Potencial Brasileiro para Mercado em Energia do Hidrogênio
Energia do hidrogênio concerne a utilização do hidrogênio e de compostos que o contêm para gerar e suprir energia para todos os usos com elevada eficiência, incríveis benefícios ambientais e sociais, objetivando competitividade econômica. Pela primeira vez, será possível atingir uma rota circular, limpa e benéfica para a produção e o uso de energia. A produção de hidrogênio por eletrólise da água e o seu armazenamento num sistema local é capaz de estabilizar o despacho de energia elétrica, regulando a intermitência da geração de eletricidade através de energias renováveis. Pode-se também produzir hidrogênio com produtos tais como resíduos urbanos, rurais e industriais.
O fato do hidrogênio gasoso ou liquefeito e de compostos contendo hidrogênio, tal como a amônia, poderem ser distribuídos através de setores, países e regiões, usando tubulações, caminhões, trens, ou navios, fez emergir uma nova commodity energética internacional.
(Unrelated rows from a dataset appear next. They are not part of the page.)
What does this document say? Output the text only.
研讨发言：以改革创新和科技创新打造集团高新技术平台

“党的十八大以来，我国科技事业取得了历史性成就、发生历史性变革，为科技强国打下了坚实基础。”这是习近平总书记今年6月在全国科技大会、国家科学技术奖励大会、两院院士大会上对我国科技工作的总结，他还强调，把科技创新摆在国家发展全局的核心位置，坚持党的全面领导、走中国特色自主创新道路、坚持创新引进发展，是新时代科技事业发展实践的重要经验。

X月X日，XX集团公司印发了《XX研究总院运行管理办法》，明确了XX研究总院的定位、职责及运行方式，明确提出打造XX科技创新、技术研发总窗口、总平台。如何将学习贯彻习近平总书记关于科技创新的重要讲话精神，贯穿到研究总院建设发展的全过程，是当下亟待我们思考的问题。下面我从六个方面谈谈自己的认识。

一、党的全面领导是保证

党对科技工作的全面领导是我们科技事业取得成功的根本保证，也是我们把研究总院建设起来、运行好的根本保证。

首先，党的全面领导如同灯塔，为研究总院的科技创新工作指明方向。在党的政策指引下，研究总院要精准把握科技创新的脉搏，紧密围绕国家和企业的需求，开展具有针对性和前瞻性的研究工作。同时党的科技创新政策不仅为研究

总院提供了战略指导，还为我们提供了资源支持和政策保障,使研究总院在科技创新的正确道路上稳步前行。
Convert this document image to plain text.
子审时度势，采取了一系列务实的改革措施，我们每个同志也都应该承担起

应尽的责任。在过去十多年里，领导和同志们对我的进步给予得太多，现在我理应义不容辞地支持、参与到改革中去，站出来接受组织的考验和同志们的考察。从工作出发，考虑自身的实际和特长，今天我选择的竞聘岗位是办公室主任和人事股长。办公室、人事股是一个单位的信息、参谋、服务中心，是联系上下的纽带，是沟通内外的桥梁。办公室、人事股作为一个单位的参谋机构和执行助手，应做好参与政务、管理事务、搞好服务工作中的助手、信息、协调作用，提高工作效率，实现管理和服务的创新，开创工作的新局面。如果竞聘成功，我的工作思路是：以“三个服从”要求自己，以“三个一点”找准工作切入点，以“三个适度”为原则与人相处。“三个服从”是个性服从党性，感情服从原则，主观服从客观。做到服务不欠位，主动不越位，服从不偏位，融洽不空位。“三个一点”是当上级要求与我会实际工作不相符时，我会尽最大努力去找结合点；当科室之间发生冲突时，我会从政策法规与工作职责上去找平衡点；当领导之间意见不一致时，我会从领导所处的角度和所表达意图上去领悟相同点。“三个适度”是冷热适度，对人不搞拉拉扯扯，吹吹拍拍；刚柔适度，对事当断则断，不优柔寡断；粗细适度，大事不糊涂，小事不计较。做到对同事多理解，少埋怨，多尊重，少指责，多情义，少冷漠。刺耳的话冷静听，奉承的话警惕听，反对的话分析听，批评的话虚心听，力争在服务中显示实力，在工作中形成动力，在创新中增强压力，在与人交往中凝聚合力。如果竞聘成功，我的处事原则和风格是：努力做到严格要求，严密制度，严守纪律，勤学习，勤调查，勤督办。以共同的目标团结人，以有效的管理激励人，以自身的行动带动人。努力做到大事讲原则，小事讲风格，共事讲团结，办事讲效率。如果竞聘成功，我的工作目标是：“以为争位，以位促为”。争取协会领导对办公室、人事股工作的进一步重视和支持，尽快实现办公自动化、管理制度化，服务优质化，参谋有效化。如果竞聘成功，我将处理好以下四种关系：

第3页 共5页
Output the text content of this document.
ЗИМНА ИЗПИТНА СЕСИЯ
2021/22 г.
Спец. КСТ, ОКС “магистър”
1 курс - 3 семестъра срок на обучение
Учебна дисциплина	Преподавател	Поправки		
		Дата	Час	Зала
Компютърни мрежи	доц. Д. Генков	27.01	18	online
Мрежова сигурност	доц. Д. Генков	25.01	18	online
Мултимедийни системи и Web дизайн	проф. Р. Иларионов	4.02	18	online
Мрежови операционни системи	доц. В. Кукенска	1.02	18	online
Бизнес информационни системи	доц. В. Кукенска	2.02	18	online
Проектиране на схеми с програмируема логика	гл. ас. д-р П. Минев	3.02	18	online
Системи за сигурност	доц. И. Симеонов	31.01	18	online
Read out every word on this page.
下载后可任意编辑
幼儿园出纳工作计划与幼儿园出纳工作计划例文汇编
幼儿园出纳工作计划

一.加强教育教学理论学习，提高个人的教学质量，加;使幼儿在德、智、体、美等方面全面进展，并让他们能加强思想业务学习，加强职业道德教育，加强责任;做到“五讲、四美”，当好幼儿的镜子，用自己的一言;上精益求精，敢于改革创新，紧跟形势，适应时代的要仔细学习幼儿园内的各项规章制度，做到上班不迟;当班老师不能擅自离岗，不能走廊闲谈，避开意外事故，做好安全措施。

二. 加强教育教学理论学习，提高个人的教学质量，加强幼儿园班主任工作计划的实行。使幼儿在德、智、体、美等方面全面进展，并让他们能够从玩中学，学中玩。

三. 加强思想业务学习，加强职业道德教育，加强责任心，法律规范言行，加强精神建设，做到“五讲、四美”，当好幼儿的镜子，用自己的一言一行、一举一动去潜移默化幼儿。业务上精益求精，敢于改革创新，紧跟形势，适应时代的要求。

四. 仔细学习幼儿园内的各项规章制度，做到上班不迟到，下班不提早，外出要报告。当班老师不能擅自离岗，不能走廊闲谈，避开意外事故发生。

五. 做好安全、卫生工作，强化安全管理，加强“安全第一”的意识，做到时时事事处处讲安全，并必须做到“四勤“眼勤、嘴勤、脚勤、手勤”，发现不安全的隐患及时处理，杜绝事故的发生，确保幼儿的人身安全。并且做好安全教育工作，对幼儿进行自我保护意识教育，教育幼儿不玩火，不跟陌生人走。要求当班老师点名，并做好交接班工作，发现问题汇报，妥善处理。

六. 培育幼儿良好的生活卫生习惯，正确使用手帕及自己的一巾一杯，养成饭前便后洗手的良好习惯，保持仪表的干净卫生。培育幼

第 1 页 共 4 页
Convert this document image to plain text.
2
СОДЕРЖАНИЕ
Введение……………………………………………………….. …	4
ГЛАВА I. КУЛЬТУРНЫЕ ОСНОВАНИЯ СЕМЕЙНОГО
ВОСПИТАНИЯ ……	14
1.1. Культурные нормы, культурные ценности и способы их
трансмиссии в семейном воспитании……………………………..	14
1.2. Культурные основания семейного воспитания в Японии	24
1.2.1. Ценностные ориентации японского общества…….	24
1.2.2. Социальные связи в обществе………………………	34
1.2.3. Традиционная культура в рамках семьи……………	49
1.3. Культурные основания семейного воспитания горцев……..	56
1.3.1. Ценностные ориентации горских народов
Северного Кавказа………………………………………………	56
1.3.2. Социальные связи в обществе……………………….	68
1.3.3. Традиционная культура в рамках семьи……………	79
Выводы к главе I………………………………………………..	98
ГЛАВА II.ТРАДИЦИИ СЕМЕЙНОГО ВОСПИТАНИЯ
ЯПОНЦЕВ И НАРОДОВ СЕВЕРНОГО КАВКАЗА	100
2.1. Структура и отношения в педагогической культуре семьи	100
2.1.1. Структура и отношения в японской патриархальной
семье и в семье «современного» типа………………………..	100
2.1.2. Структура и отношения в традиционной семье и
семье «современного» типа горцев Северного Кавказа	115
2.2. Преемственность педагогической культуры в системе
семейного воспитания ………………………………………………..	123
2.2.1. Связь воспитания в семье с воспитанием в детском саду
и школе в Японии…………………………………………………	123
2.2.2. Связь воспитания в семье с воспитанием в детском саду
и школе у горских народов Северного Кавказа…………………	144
Países e regiões que hoje possuem pequena disponibilidade para o suprimento de energia poderão ser capazes de satisfazer localmente suas demandas energéticas, devido às variadas possibilidades existentes para a produção de hidrogênio a partir de opções específicas locais, além do conhecimento recente da existência de ocorrências de hidrogênio natural na terra [Science and Engineering of Hydrogen-Based Energy Technologies. Elsevier, 2019].
Desta forma, o acesso à energia será aumentado imediata e significativamente, o que terá um efeito benéfico muito grande no desenvolvimento humano, contribuindo para a diminuição da desigualdade social. Num país como o Brasil, que dispõe de uma variedade tão marcante de opões de produção de energias renováveis e de acesso a biomassas de manejo e de rejeito, o potencial para produção de hidrogênio renovável é muito grande.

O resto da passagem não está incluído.